By Michael Lieberman
Monte Carlo simulations are used to make informed decisions based on predict probability distributions. As a basic example, if you roll three dice, you can get a total outcome from 3 to 18 with varying degrees of likelihood. Monte Carlo simulations can throw three dice one million times and tell you how likely you are to get a number higher than 10. And what if two of the dice were twelve sided? Or what if the dice were loaded? Monte Carlo simulations can incorporate different probability distributions and give you the skinny about the current situation.
A perusal through websites of some of the leading market research firms confirmed the lack of awareness of Monte Carlo simulations and its usefulness in common research applications, such as ROI, loyalty, product development, customer satisfaction, and regression modeling— the bread and butter of our industry.
In this blog, we are going to illustrate a simple example. We are going to use the monthly cell phone usage of a regular customer and use a Monte Carlo simulation to help him decide which plan is best.
Let’s call our customer Lenny. Lenny is faced with an important decision: which monthly cell phone plan to subscribe to.
Lenny has to choose one of two plans; one from Cellular One and one from Western Wireless. Each offers different benefits. Which is better for Lenny?
We are going to explore a decision process based on models of cellphone usage. The model is helpful as a basic example of defining assumptions, defining outcomes, and using forecasting methodology. Basically, we are going to take Lenny’s cellphone usage, run his habits many times, and give him, in percentiles, which plan would be more cost effective in the long run. The process is called Sensitivity Analysis.

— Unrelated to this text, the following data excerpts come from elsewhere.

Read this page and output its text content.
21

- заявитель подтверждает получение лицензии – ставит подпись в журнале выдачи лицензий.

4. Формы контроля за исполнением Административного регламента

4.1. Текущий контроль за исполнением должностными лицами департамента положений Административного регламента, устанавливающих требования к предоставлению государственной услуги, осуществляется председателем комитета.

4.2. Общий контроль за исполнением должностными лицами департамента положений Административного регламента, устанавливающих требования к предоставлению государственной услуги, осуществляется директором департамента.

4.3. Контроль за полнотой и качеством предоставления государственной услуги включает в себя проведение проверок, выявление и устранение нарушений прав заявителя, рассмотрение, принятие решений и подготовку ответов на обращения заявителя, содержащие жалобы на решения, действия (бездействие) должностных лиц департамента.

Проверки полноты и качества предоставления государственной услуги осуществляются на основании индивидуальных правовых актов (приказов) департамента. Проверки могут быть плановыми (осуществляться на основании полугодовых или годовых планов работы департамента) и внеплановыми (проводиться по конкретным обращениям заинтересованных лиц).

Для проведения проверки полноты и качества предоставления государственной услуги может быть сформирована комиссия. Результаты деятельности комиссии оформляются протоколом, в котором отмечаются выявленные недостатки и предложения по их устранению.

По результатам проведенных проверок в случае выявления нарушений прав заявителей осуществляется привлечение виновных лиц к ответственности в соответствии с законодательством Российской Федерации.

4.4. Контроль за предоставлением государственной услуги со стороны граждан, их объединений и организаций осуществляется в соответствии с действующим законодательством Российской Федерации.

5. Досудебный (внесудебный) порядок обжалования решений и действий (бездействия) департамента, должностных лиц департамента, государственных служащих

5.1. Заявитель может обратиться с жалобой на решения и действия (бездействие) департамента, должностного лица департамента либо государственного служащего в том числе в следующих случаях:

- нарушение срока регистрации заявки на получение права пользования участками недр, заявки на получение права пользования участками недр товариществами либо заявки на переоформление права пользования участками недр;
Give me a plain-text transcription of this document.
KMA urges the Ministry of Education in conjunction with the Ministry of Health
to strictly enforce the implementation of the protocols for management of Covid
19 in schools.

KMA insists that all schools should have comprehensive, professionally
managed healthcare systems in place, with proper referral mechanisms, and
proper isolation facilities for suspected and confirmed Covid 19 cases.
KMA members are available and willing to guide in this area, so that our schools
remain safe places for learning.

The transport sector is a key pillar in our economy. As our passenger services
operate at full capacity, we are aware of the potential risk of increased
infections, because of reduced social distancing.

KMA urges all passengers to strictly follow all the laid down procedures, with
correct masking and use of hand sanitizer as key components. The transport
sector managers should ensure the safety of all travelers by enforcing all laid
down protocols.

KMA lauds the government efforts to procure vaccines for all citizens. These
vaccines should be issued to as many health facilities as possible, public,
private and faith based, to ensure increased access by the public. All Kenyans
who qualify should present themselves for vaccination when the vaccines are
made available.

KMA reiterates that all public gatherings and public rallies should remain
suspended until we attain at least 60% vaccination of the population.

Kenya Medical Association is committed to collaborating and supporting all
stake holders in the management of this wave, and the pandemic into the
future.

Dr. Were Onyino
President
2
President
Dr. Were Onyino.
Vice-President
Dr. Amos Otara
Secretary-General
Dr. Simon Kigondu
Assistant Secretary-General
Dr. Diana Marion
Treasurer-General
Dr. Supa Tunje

Below are the particulars of the two plans Lenny is exploring:
Pro: 400 minutes per month, no extra charges for long distance calls
Con: Every minute over 400 is an extra $0.40
Pro: Unlimited minutes
Con: Long distance charges are $0.08 per minute
In our first month of data, Lenny used 400 minutes a month, of which 30% are long distance calls. In that case, Cellular One’s plan will save him $4.61. But how likely is this scenario? If Lenny better off in the long run going with Cellular One?
As the months pass, though, Lenny’s cell phone usage varies. Through his phone records we know that he uses on average 400 minutes a month—but with a standard deviation of that usage of 20 minutes. Also, Lenny’s long distance percentages vary. The most likely is 30%. Lenny’s minimum, though, is 10% and his maximum is 40%.
If Lenny only changes the percentage of long distance minutes, Lenny will see that, as the percentage increases, the Western Wireless plan costs more and the Cellular One plan looks better and better. Changing only the minutes used produces the opposite effect. Changing both variables at once results in a more complicated relationship.
Instead, what I did was the run 100,000 simulated months of Lenny’s cellphone usage (about 8333 years) and came up with the distribution below:
I highlighted at which point Lenny is better off with Cellular One. Here would be the recommendation I would give him.
- Given your cell phone usage, there is a 65% chance that Cellular One equal or better than Western Wireless.
- On average (50%) you will save $1.61 a month with Cellular One.
- The chances of you saving $4.61 in a given month, as in the first month data you gave us, is about 15%, so don’t expect to save that much money unless you have a month where you make a large number of long distance calls.